Most of us, most of the time, must make due with lesser degrees of certainty. A useful control, which is especially important for antibodies raised against synthetic peptides, is to preadsorb the antiserum against the peptide. If the staining disappears, it is at least likely that the staining component of the antiserum is indeed raised against that antigen. This does not protect you from other tissue proteins that may cross-react, however, and we have had a number of papers eventually retracted when an antiserum that passed the preadsorption test also were shown to stain tissue from knockout animals. This strategy cannot be used for monoclonal antibodies, which always will be adsorbed out by their antigen, even if they are staining something entirely different in the tissue.
Lacking the antigen (e.g., if it is a large protein), there are several alternative strategies for establishing staining specificity. If the pattern of staining of the antigen is well known (e.g., antibodies against glial fibrillary acidic protein or tyrosine hydroxylase), it is reasonable to show that tissue of the type and species you are studying, when stained with your antibody, produces a pattern that is identical to that previously reported.

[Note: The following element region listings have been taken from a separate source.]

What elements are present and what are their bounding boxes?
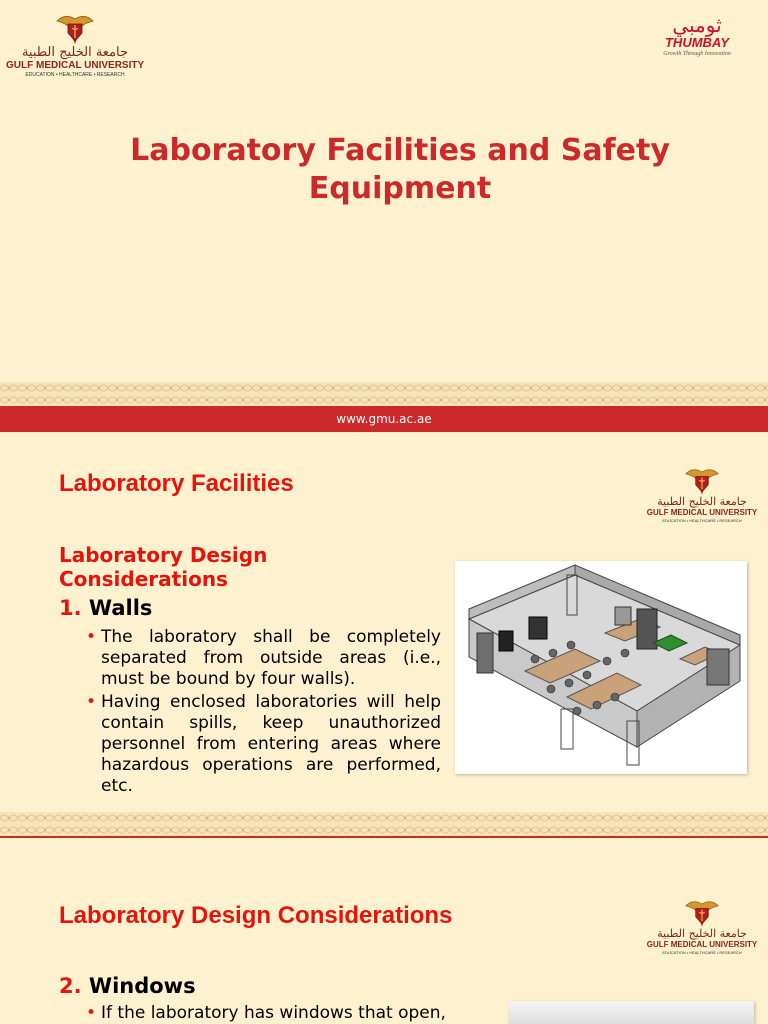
gmu-arabic-name: جامعة الخليج الطبية	[657, 495, 747, 508]
numbered-item-walls	[59, 596, 152, 620]
red-divider	[0, 836, 768, 838]
item-number: 2.	[59, 974, 82, 998]
thumbay-tagline: Growth Through Innovation	[663, 51, 731, 57]
gmu-logo	[640, 898, 764, 956]
bullet-icon: •	[86, 692, 97, 712]
thumbay-name: THUMBAY	[664, 35, 730, 50]
slide-laboratory-facilities	[0, 440, 768, 838]
decorative-pattern-band	[0, 812, 768, 836]
list-item: • The laboratory shall be completely separated from outside areas (i.e., must be bound by four walls).	[86, 627, 441, 689]
gmu-arabic-name: جامعة الخليج الطبية	[21, 45, 129, 60]
gmu-emblem-icon	[684, 466, 720, 496]
list-item: • If the laboratory has windows that open,	[86, 1003, 446, 1023]
website-bar	[0, 406, 768, 432]
gmu-english-name: GULF MEDICAL UNIVERSITY	[6, 60, 145, 71]
slide-heading: Laboratory Design Considerations	[59, 902, 453, 929]
numbered-item-windows	[59, 974, 196, 998]
item-label: Walls	[88, 596, 153, 620]
lab-isometric-illustration	[455, 561, 747, 774]
slide-divider	[0, 432, 768, 440]
slide-design-considerations	[0, 840, 768, 1024]
gmu-emblem-icon	[55, 12, 95, 46]
bullet-list	[86, 627, 441, 799]
gmu-english-name: GULF MEDICAL UNIVERSITY	[646, 508, 758, 517]
gmu-tagline: EDUCATION • HEALTHCARE • RESEARCH	[662, 950, 742, 955]
gmu-emblem-icon	[684, 898, 720, 928]
list-item: • Having enclosed laboratories will help contain spills, keep unauthorized personnel from entering areas where hazardous operations are performed, etc.	[86, 692, 441, 796]
slide-title	[0, 0, 768, 432]
section-subheading: Laboratory Design Considerations	[59, 543, 268, 591]
gmu-logo	[640, 466, 764, 524]
thumbay-logo	[658, 14, 736, 58]
gmu-tagline: EDUCATION • HEALTHCARE • RESEARCH	[662, 518, 742, 523]
bullet-list	[86, 1003, 506, 1024]
slide-title-text: Laboratory Facilities and Safety Equipment	[130, 133, 670, 206]
laboratory-layout-image	[455, 561, 747, 774]
gmu-logo	[6, 12, 144, 79]
slide-heading: Laboratory Facilities	[59, 470, 294, 497]
item-label: Windows	[88, 974, 196, 998]
laboratory-window-image	[509, 1001, 754, 1024]
gmu-tagline: EDUCATION • HEALTHCARE • RESEARCH	[25, 72, 125, 78]
bullet-icon: •	[86, 627, 97, 647]
gmu-english-name: GULF MEDICAL UNIVERSITY	[646, 940, 758, 949]
item-number: 1.	[59, 596, 82, 620]
bullet-icon: •	[86, 1003, 97, 1023]
gmu-arabic-name: جامعة الخليج الطبية	[657, 927, 747, 940]
thumbay-arabic-name: ثومبي	[672, 13, 722, 37]
decorative-pattern-band	[0, 382, 768, 406]
website-link[interactable]: www.gmu.ac.ae	[336, 412, 432, 426]
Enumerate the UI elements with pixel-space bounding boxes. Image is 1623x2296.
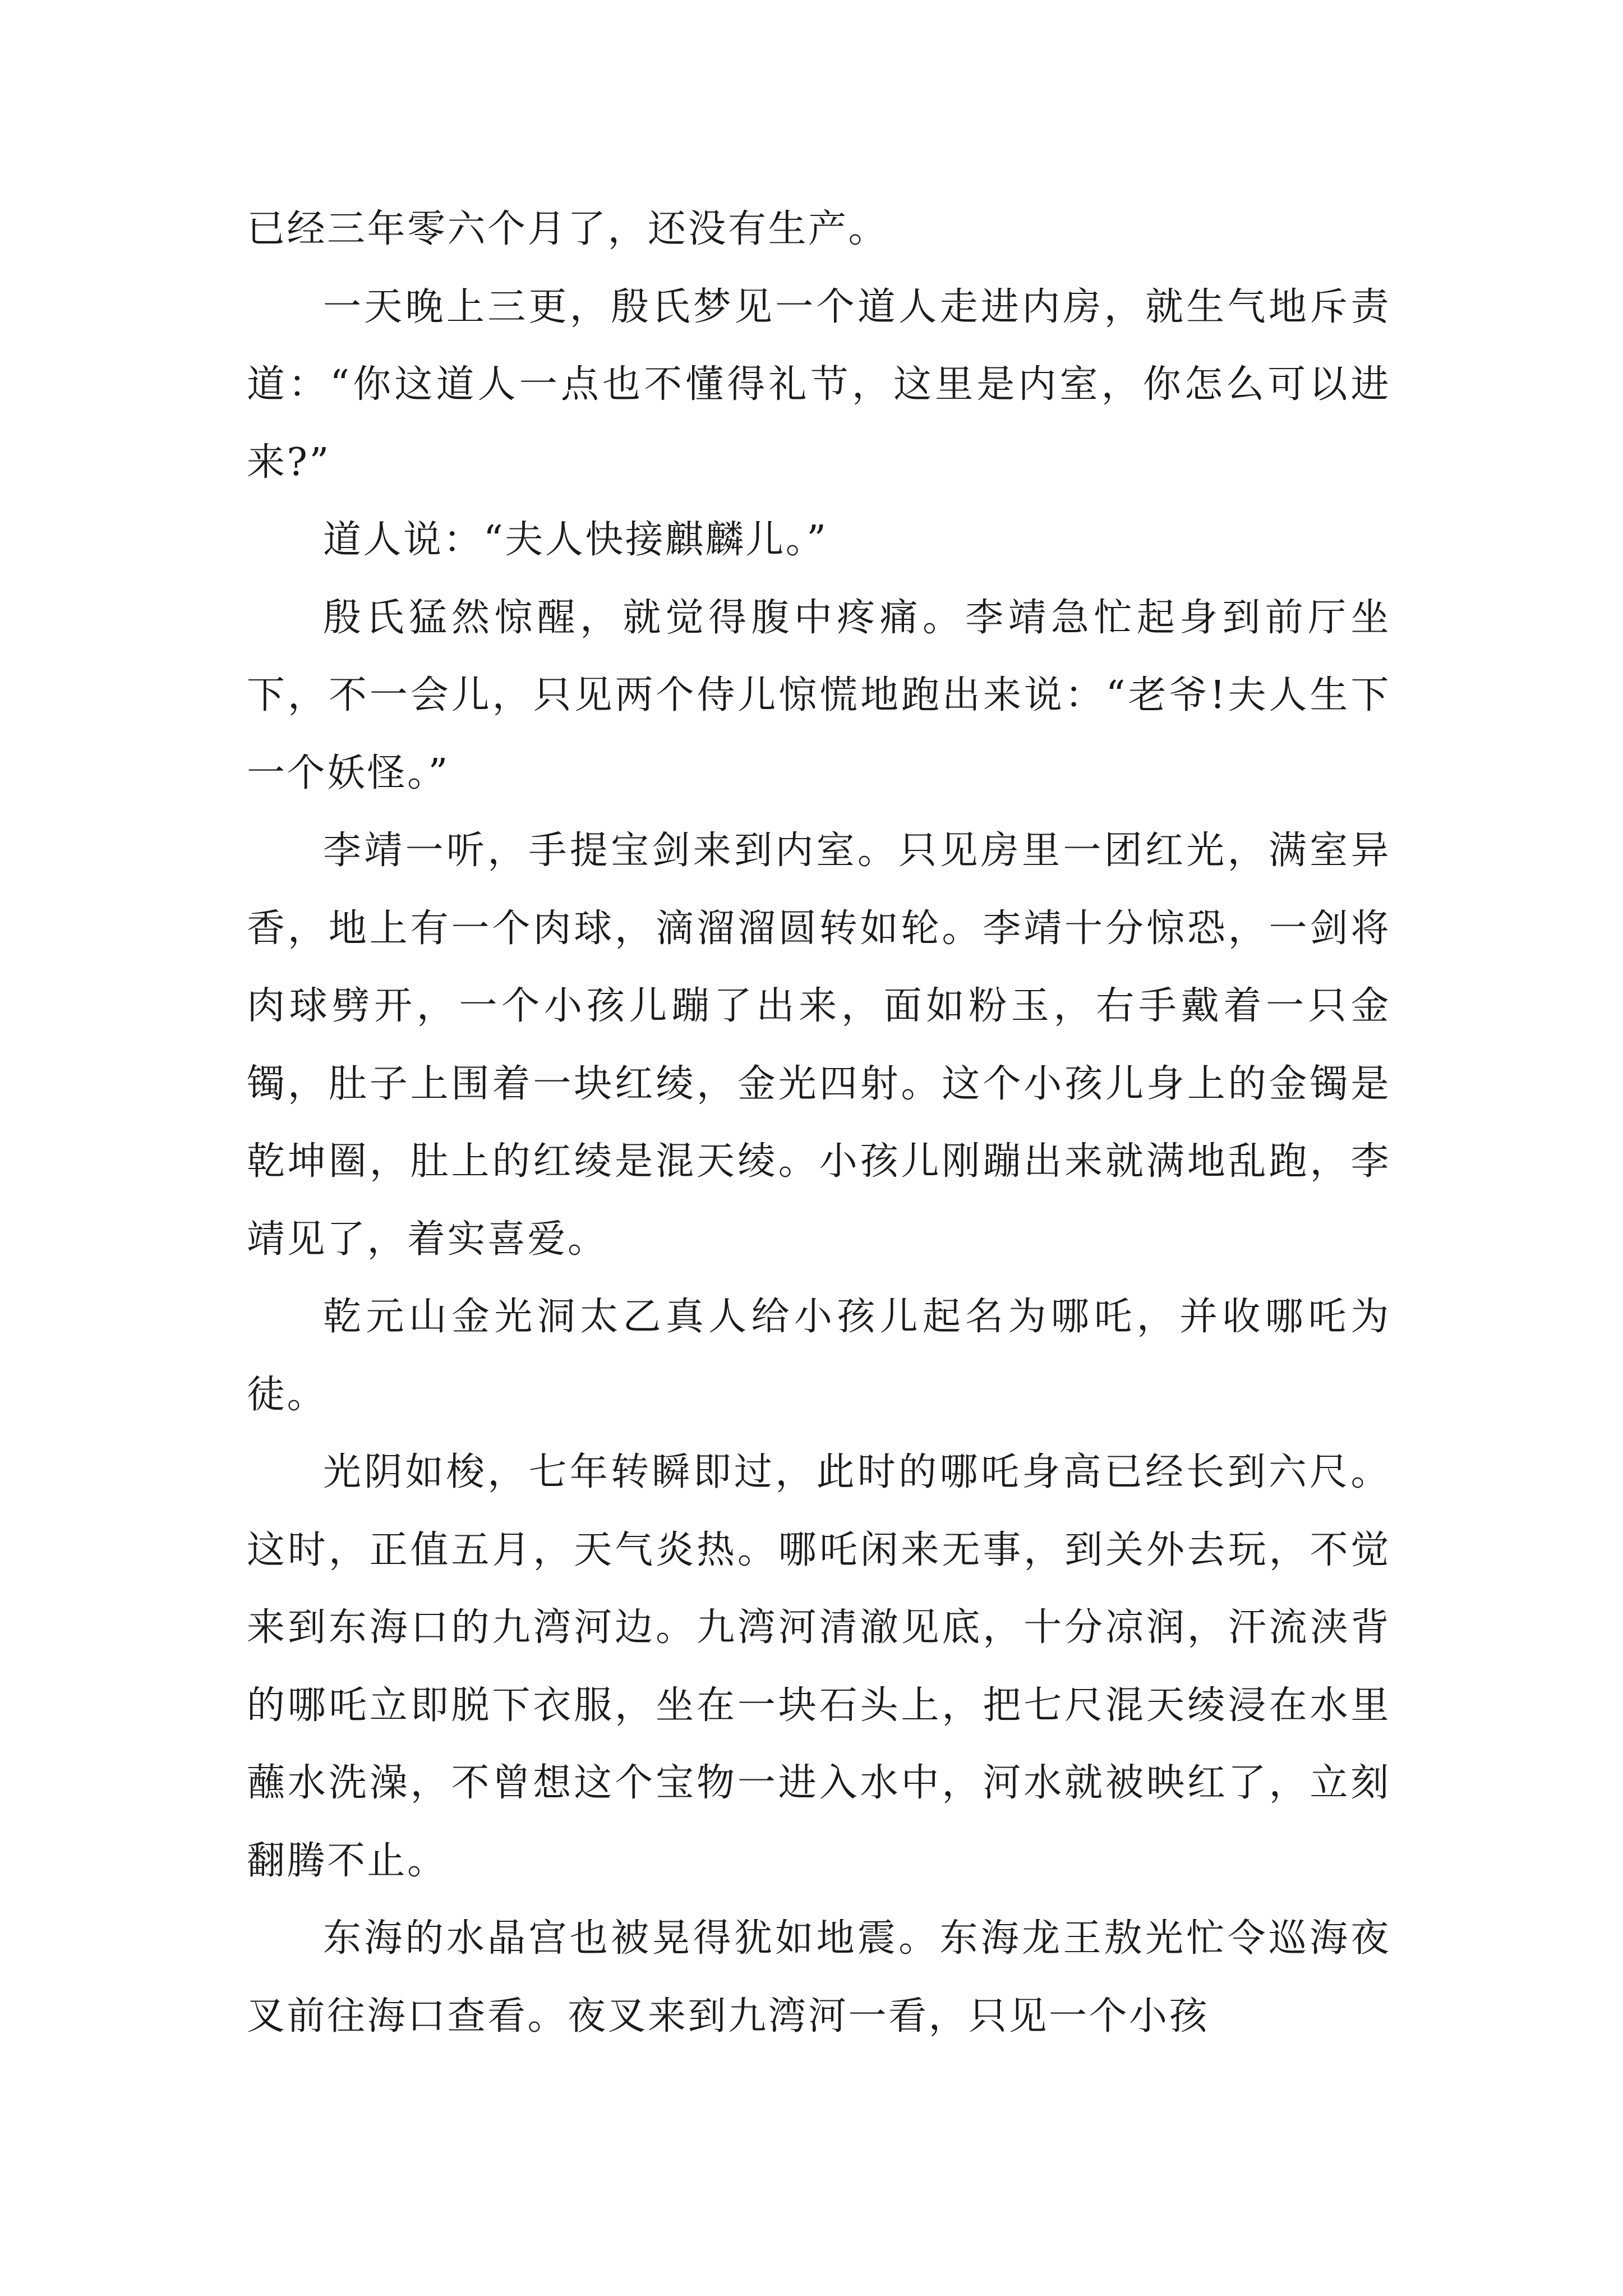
paragraph-4: 殷氏猛然惊醒，就觉得腹中疼痛。李靖急忙起身到前厅坐下，不一会儿，只见两个侍儿惊慌地跑出来说：“老爷!夫人生下一个妖怪。” [247, 595, 1391, 795]
paragraph-3: 道人说：“夫人快接麒麟儿。” [323, 518, 828, 562]
paragraph-2: 一天晚上三更，殷氏梦见一个道人走进内房，就生气地斥责道：“你这道人一点也不懂得礼节，这里是内室，你怎么可以进来?” [247, 284, 1391, 485]
paragraph-8: 东海的水晶宫也被晃得犹如地震。东海龙王敖光忙令巡海夜叉前往海口查看。夜叉来到九湾河一看，只见一个小孩 [247, 1916, 1391, 2039]
body-text [247, 191, 1391, 2055]
paragraph-5: 李靖一听，手提宝剑来到内室。只见房里一团红光，满室异香，地上有一个肉球，滴溜溜圆转如轮。李靖十分惊恐，一剑将肉球劈开，一个小孩儿蹦了出来，面如粉玉，右手戴着一只金镯，肚子上围着一块红绫，金光四射。这个小孩儿身上的金镯是乾坤圈，肚上的红绫是混天绫。小孩儿刚蹦出来就满地乱跑，李靖见了，着实喜爱。 [247, 829, 1391, 1262]
paragraph-7: 光阴如梭，七年转瞬即过，此时的哪吒身高已经长到六尺。这时，正值五月，天气炎热。哪吒闲来无事，到关外去玩，不觉来到东海口的九湾河边。九湾河清澈见底，十分凉润，汗流浃背的哪吒立即脱下衣服，坐在一块石头上，把七尺混天绫浸在水里蘸水洗澡，不曾想这个宝物一进入水中，河水就被映红了，立刻翻腾不止。 [247, 1450, 1391, 1883]
paragraph-1: 已经三年零六个月了，还没有生产。 [247, 207, 889, 251]
paragraph-6: 乾元山金光洞太乙真人给小孩儿起名为哪吒，并收哪吒为徒。 [247, 1295, 1391, 1417]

Alternatively, it can sometimes be demonstrated that one antibody (e.g., a monoclonal antiserum against a large protein) produces a pattern of staining that is identical to another antiserum (e..g., a polyclonal serum against a synthetic peptide) that is better characterized (and does pass the adsorption test). Antisera against different parts of the same molecule which produce the same staining pattern, or can be shown to be colocalized in double label studies, provide an important strategy for establishing specificity. Similarly, comparison with the pattern of mRNA expression by using in situ hybridization histochemistry can demonstrate that the immunostaining for the protein is genuine.
Note that omission controls (staining without the primary antibody) are NOT controls for specificity of the primary antibody at all. They control only for the specificity of the secondary antiserum.
Examples of acceptable controls for immunostaining (in roughly descending order of rigor):
“No staining was seen when the antibody was used to stain tissue from an orexin knockout mouse.”
“All staining was abolished when 1 ml of the diluted primary antibody was preincubated with 50 μg of the immunizing peptide.”
“Staining with this antiserum was colocalized with in situ hybridization for the mRNA for the same protein (Fig. 3).”
“This antiserum against the N-terminal 13 amino acids of the protein gave the same staining pattern as another antiserum against the C-terminal cyanogen bromide fragment of the protein (Smith et al., 2001).”
“Staining of sections through the pons produced a pattern of tyrosine hydroxylase immunoreactivity that was identical with previous descriptions (Smith et al., 1992).”
“The GFAP antiserum only stained cells with the classic morphology and distribution of fibrillary astrocytes (Fig. 2; see Smith and Jones, 1998).”
The full information for any antibody usually requires only two or three sentences. Often this information can be contained within a table. However, it is critical that for each antibody used, the authors must supply sufficient information to assure that the result is replicable and likely to be correct. Blind faith that the antibody will stain whatever the manufacturer claims is not consistent with good science.